Two revolving keys on the back of the body allow for the attachment or removal of rollfilm holders and other attachments. The four knobs on the sides of the camera are what make the Super 23 so unique. Loosening these knobs allows you to extend the bellows back mount 13/16" and then apply up to 15Þ of swing or tilt for perspective correction or depth of field control making the Super 23 something of a mini-view camera. The additional back extension was also useful when shooting close-ups as it provided an ability to get just under 1/2 life size with the standard 100mm lens.
Mamiya offered a wider range of lenses for the Super 23 than any of the competitive systems. Ten different lenses in eight different focal lengths were available to Mamiya users, all rangefinder coupled in helical focusing mounts.
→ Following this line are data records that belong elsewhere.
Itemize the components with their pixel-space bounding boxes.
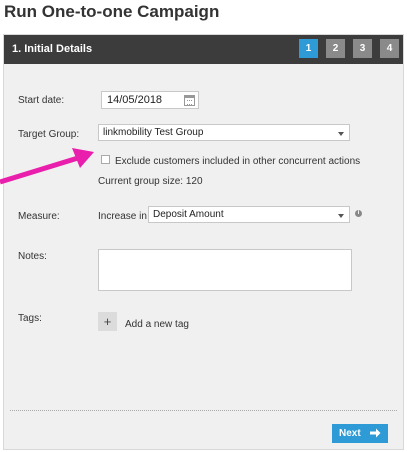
- step-1-button[interactable]: 1: [299, 39, 318, 58]
- tags-label: Tags:: [18, 313, 42, 324]
- measure-value: Deposit Amount: [153, 209, 224, 220]
- add-tag-button[interactable]: +: [98, 312, 117, 331]
- target-group-select[interactable]: linkmobility Test Group: [98, 124, 350, 141]
- notes-textarea[interactable]: [98, 249, 352, 291]
- calendar-icon[interactable]: [184, 95, 195, 106]
- arrow-right-icon: [370, 428, 381, 438]
- wizard-panel: 1. Initial Details 1 2 3 4 Start date: 1…: [3, 34, 404, 450]
- step-3-button[interactable]: 3: [353, 39, 372, 58]
- next-button[interactable]: Next: [332, 424, 388, 443]
- target-group-value: linkmobility Test Group: [103, 127, 204, 138]
- page-title: Run One-to-one Campaign: [4, 2, 220, 21]
- add-tag-label[interactable]: Add a new tag: [125, 319, 189, 330]
- group-size-text: Current group size: 120: [98, 176, 203, 187]
- annotation-arrow: [0, 148, 94, 185]
- measure-prefix: Increase in: [98, 211, 147, 222]
- step-4-button[interactable]: 4: [380, 39, 399, 58]
- start-date-value: 14/05/2018: [107, 94, 163, 106]
- info-icon[interactable]: i: [355, 210, 362, 217]
- start-date-input[interactable]: 14/05/2018: [101, 91, 199, 109]
- chevron-down-icon: [338, 214, 344, 218]
- step-2-button[interactable]: 2: [326, 39, 345, 58]
- exclude-checkbox[interactable]: [101, 155, 110, 164]
- wizard-header: 1. Initial Details 1 2 3 4: [4, 35, 403, 64]
- target-group-label: Target Group:: [18, 129, 80, 140]
- notes-label: Notes:: [18, 251, 47, 262]
- start-date-label: Start date:: [18, 95, 65, 106]
- footer-divider: [10, 410, 397, 411]
- step-title: 1. Initial Details: [12, 43, 93, 55]
- next-label: Next: [339, 428, 361, 439]
- chevron-down-icon: [338, 132, 344, 136]
- step-indicator: 1 2 3 4: [299, 39, 399, 58]
- measure-label: Measure:: [18, 211, 60, 222]
- exclude-label: Exclude customers included in other conc…: [115, 156, 361, 167]
- measure-select[interactable]: Deposit Amount: [148, 206, 350, 223]
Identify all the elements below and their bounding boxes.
The lenses used the reliable Seikosha #0 shutter and provided for flash sync at all speeds.
Wide angle lenses included focal lengths ranging from the 50mm extreme wide angle to the general-purpose 65mm to the very moderate 75mm. Each of these lenses was supplied with its own parallax-corrected viewfinder that would attach to the accessory shoe on top of the camera body. Focusing was achieved using the coupled rangefinder and the separate viewfinder would be used for framing and composition.
Normal lenses included the older 90mm f/3.5 from the Super 23's predecessors in the Mamiya press line, the standard 100mm f/3.5, and the outstanding high-speed 100mm f/2.8. The 100mm f/3.5 is the most commonly encountered and the f/2.8 is one of the more sought after lenses today.
In terms of telephoto lenses, Mamiya provided a 150mm f/5.6 for general-purpose use and two different 250mm lenses. The 250mm f/8.0 offered about as long a lens as was useable on a rangefinder camera while the massive 250mm f/5.0 was one of the fastest lenses of this focal length ever offered for a medium format camera. Intended for use as a normal lens on a Universal equipped with a Polaroid back, a 127mm lens was also offered.
Lens accessories included various styles of metal and rubber lens hoods and screw-in filters sized for each lens. An extension tube set was available for extreme close-up work that allowed magnifications of up to 1.5 times life size with the 100mm lens.